Но Семен этого как будто не расслышал. Он опять взялся курить.
Вдруг постучали в дверь. Семен велел входить. Вошел Степан и, не обращая никакого внимания на Ивана, сказал, обращаясь к Семену:
— Вернулись. Срочно зовут вас к себе.
— Скажи, что сейчас буду, — сказал ему Семен.
Степан вышел. Семен встал, оправил на себе мундир, сказал:
— И славно! А то я боялся, как бы они его не взяли.
— За что? — спросил Иван.
— Не могу знать, — сказал Семен, нахально улыбаясь. Потом сразу еще сказал: — Да ты чего, Иван?! Разве я это со зла? Это я наоборот: чтобы когда тебя возьмут, тебе было проще отпираться. Сразу скажешь: ничего не знаю.
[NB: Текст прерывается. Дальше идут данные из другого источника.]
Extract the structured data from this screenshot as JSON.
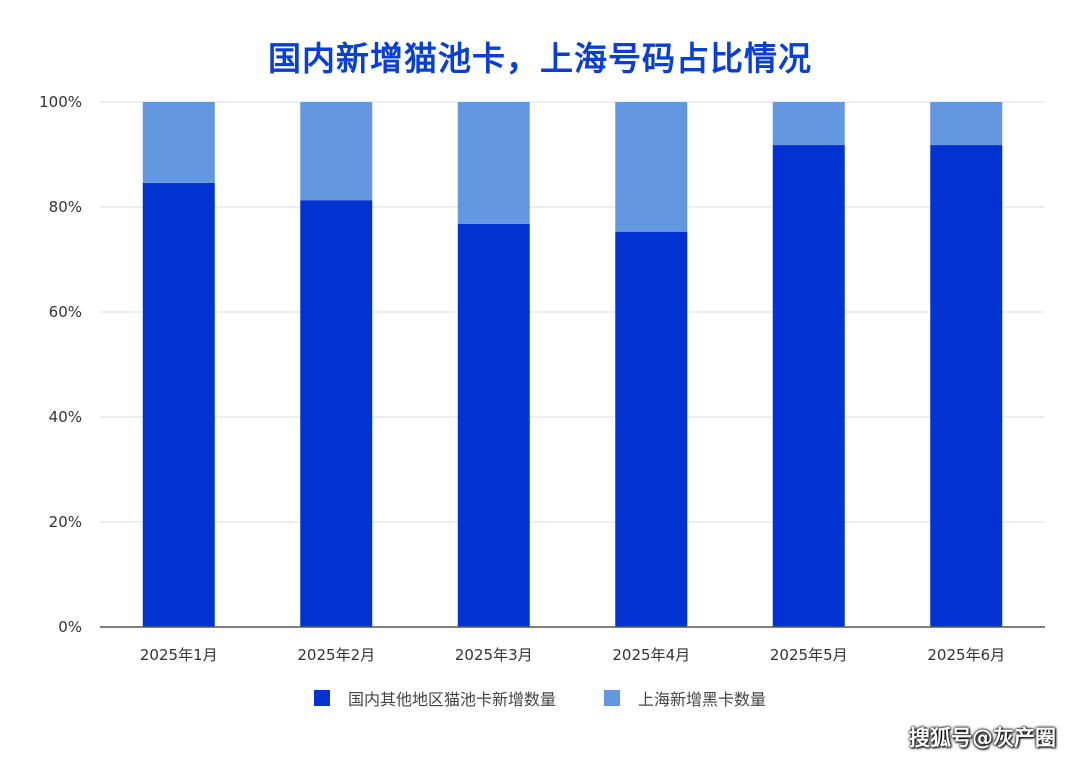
{
  "title": "国内新增猫池卡，上海号码占比情况",
  "watermark": "搜狐号@灰产圈",
  "colors": {
    "domestic_other": "#0033d1",
    "shanghai": "#6398e0",
    "grid": "#dddddd",
    "axis": "#555555"
  },
  "chart_data": {
    "type": "bar",
    "stacked": true,
    "categories": [
      "2025年1月",
      "2025年2月",
      "2025年3月",
      "2025年4月",
      "2025年5月",
      "2025年6月"
    ],
    "series": [
      {
        "name": "国内其他地区猫池卡新增数量",
        "values": [
          84.6,
          81.3,
          76.8,
          75.3,
          91.8,
          91.8
        ]
      },
      {
        "name": "上海新增黑卡数量",
        "values": [
          15.4,
          18.7,
          23.2,
          24.7,
          8.2,
          8.2
        ]
      }
    ],
    "yticks": [
      "0%",
      "20%",
      "40%",
      "60%",
      "80%",
      "100%"
    ],
    "ylim": [
      0,
      100
    ],
    "grid": true,
    "legend_position": "bottom"
  }
}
И это будет правда, хоть зарежь, а за правду страдать легче. Вот видишь, как я о тебе забочусь?!
Иван на это промолчал. И Семен, тоже молча, ушел.
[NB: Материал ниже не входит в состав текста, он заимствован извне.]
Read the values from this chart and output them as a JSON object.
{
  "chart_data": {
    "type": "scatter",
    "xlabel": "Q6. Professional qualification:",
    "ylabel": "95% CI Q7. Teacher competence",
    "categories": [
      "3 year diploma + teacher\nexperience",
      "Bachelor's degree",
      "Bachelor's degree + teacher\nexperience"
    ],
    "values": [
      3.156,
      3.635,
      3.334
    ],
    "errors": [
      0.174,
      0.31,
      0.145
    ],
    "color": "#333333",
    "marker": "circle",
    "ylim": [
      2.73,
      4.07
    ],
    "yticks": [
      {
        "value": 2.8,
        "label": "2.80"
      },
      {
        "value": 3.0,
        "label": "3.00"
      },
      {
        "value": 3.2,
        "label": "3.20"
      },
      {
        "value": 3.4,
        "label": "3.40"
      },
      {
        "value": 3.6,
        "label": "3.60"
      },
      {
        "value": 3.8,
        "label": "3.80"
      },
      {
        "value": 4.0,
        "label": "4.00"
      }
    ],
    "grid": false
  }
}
И опять началась эта тянучка со временем! Никто к Ивану не входил, никто о нем не вспоминал. Его даже на обед не позвали. Он, конечно, мог сам взять колокольчик и позвонить, и пришел бы Степан, Иван бы ему приказал — и нашли бы они чем его покормить, даже гомаров бы нашли или даже ананасов, как в Монплезире у царицы, вспоминал Иван, расхаживая из угла в угол. Или стоя возле окна. Или сидя во французском кресле. А в колокольчик не звонил. Потому что аппетита совсем не было! Ат, в сердцах думал Иван, как это Семен ловко представил! Это, мол, ты, Иван, не так руки развел — и проскочил Алешка, и разрушил царство! А вот убили бы тебя, Иван, и тогда бы всем было хорошо. А так нехорошо, а так царицу упустил. Тогда чего ты, Семен, такой умный, не пойдешь к Орловым и их не упрекнешь, зачем они лезли?! Но у Орловых власть и гвардия, к Орловым Семен не суется. Поэтому вали все на Ивана: и что царицу упустил, а еще прежде допустил к ней Никиту Ивановича и, больше того, вместе с ним стращал царицу и заставлял ее подписывать пункты в той чертовой бумаге! А что, думал Иван, еще и это они вспомнят и тоже на него свалят, он же эти пункты видел. А если видел, почему не остерег?! Почему не отнял, не порвал? То есть какой он тогда Кунерсдорфский герой, если опять развел руки и упустил пункты?! Вот как далась ему тогда та чертова бумага! Вот что более всего не давало тогда Ивану покоя! Ведь уже были одни пункты, и он про них слышал! И также слышал про то, что из-за тех прежних пунктов двух фельдмаршалов в Сибирь уперли и там сгноили. И всю их родню с ними вместе. А кого не в Сибири сгноили, того в Шлиссельбурге. Вот какие были в старину дела!